Small Group Market
The health insurance market segment that serves small businesses and organizations, typically defined as employers with 2-50 employees (though this varies by state). This market has specific regulations, rating rules, and coverage requirements that differ from individual and large group markets.
Example
“The dental practice with 12 employees purchased health insurance through the small group market, which guaranteed coverage regardless of any employee's health conditions.”
Memory Tip
Remember 'Small Group = Small Protections' - small businesses get special protections like guaranteed issue and community rating that individuals don't always have.
Why It Matters
Small group market rules protect small businesses from discrimination based on employee health status and provide more stable pricing than individual coverage.
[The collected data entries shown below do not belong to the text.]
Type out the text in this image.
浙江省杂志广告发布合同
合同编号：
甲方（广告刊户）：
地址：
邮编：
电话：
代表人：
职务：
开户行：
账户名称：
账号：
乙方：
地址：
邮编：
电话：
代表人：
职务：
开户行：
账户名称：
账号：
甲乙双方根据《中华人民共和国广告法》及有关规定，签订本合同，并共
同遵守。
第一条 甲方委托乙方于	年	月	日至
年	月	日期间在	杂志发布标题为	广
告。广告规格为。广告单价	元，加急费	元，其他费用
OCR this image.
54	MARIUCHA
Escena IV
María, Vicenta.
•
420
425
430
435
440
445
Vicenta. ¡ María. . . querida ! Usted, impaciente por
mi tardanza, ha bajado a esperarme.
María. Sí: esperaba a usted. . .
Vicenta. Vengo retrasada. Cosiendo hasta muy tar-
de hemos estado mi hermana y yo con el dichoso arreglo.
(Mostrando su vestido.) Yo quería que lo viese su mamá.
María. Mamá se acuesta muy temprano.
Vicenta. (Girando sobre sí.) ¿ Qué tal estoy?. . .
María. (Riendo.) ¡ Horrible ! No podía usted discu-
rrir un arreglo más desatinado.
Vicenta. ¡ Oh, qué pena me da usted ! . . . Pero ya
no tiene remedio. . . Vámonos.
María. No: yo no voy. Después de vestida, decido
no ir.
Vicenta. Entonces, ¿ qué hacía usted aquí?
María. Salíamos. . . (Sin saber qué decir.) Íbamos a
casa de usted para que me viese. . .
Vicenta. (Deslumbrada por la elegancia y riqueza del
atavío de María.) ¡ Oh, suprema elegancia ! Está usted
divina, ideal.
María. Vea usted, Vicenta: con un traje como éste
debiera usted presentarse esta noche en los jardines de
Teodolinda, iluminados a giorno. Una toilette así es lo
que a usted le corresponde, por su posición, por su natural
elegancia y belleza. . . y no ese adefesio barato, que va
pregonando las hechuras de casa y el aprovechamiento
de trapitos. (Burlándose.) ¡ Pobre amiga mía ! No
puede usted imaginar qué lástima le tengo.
Understanding these protections helps small business owners make informed decisions about employee benefits and budget for healthcare costs.
Common Misconception
Many small business owners think they can't afford group health insurance or that they need a minimum number of employees to qualify, but many states allow groups as small as two employees and offer tax credits and other incentives to make coverage more affordable.
In Practice
A 15-employee accounting firm shops for small group coverage and finds plans averaging $420 per employee per month. Because they're in the small group market, all employees are guaranteed coverage regardless of pre-existing conditions, and the rates are based on the group's location and age demographics, not individual health status. The employer might pay 80% ($336) while employees contribute 20% ($84) monthly.
Etymology
The term became prominent with health insurance reforms in the 1990s, particularly the Health Insurance Portability and Accountability Act (HIPAA), which created distinct regulatory categories for different employer group sizes.